El viejo profesor fue tratado con máxima deferencia, y le ofrecieron el sitio de cabecera en la mesa, sentándolo junto a Primitivo Tarancón Taxocrinus coletti, que aún evidenciaba su tendencia a engordar, aumentada por el gusto a la cerveza, y que había sido el delegado de curso. Se dedicaba a la política, confesó, y le apasionaba coleccionar minerales radioactivos. Por él se enteró de la razón por la que le habían invitado a aquella cena de celebración: era el único profesor que aún quedaba vivo.
Cuando ya había servido el postre y, todos estaban ya medio chispas por lo mucho que habían bebido (pues así suele hacerse, que se bebe de más cuando se paga a escote), trataron de convencer al profesor para que dijera unas palabras.
El anciano, doblando la servilleta, que dejó sobre la mesa, se excusó por un momento, alegando que debía ir al baño. Agarró su bastón con mano algo trémula.
-Ah, sí, por supuesto. Hay que cuidar la próstata, don Protasio -le saludó, con un guiño, desde el fondo de la mesa, Marcial Diez Cornuproetus, cuyas orejas desproporcionadas sobresalían del cefalón, haciéndolo especial entre los Trilobites, que eran Tamargo y Tovar; éste último se había casado con la hija de un magnate colombiano de la seda y llevaba contabilizadas cuatro vueltas al mundo, e incluso estaba apuntado desde hacía años para viajar a Marte, tan pronto se pudiera.
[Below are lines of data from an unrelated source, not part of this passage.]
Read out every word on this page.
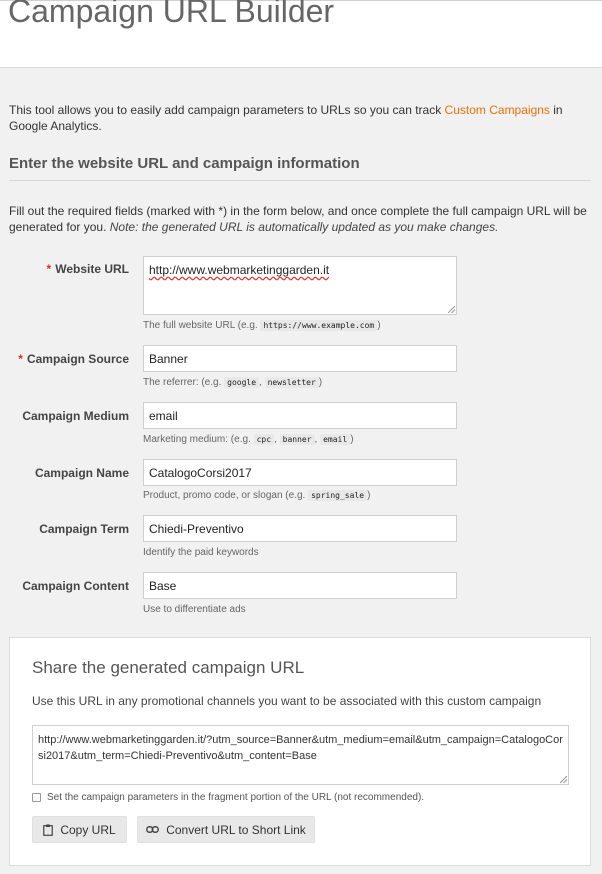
Campaign URL Builder

This tool allows you to easily add campaign parameters to URLs so you can track Custom Campaigns in Google Analytics.

Enter the website URL and campaign information

Fill out the required fields (marked with *) in the form below, and once complete the full campaign URL will be generated for you. Note: the generated URL is automatically updated as you make changes.

* Website URL	http://www.webmarketinggarden.it
The full website URL (e.g. https://www.example.com )
* Campaign Source
Banner
The referrer: (e.g. google , newsletter )
Campaign Medium
email
Marketing medium: (e.g. cpc , banner , email )
Campaign Name
CatalogoCorsi2017
Product, promo code, or slogan (e.g. spring_sale )
Campaign Term
Chiedi-Preventivo
Identify the paid keywords
Campaign Content
Base
Use to differentiate ads
Share the generated campaign URL

Use this URL in any promotional channels you want to be associated with this custom campaign

http://www.webmarketinggarden.it/?utm_source=Banner&utm_medium=email&utm_campaign=CatalogoCorsi2017&utm_term=Chiedi-Preventivo&utm_content=Base
Set the campaign parameters in the fragment portion of the URL (not recommended).
Copy URL	Convert URL to Short Link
No volvió. Salió a la calle y, dándose prisa, antes de que cualquiera lo advirtiera, tomó un taxi y se volvió a la residencia.
Puede que hubiera habido más cenas o celebraciones de aquella promoción, pero no volvieron a llamarlo. Ni siquiera se interesaron por su salud, que empeoró.
Y el caso es que aquella noche llevaba preparada su disertación, porque había supuesto, correctamente, que le pedirían que hablara en aquella cena. Pero, de repente, se había sentido muy cansado.
¿Qué les había enseñado? ¿Para qué les había servido?
-¡Y, al menos -razonó para su coleto, en el taxi- yo traté de introducirlos en la Paleontología, que estudia seres que vivieron hace más de 280 millones de años y nada han cambiado en estos últimos 33! ¿Qué pensaría, si viviera, el profesor de Electrotecnia? ¿Tendría remordimientos por las veces que les había hecho aplicar la ley de Ohms a sus educandos, en problemas imaginativos que combinaban conexiones de resistencias y capacitancias en serie y paralelo, largas como riestras de pimientos choriceros?
Un sueño profundo le invadió aquella noche, y soñó, como no podía ser de otra forma, con trepostomados, platyceras y peronopsis. Fue muy relajante. Se había sentido un Siluraster perfectus, inalterable a pesar del frío glacial que empezaba a cubrir de escarcha los cristales. Pero dentro, en la habitación con derecho a baño de asiento, se estaba calentito.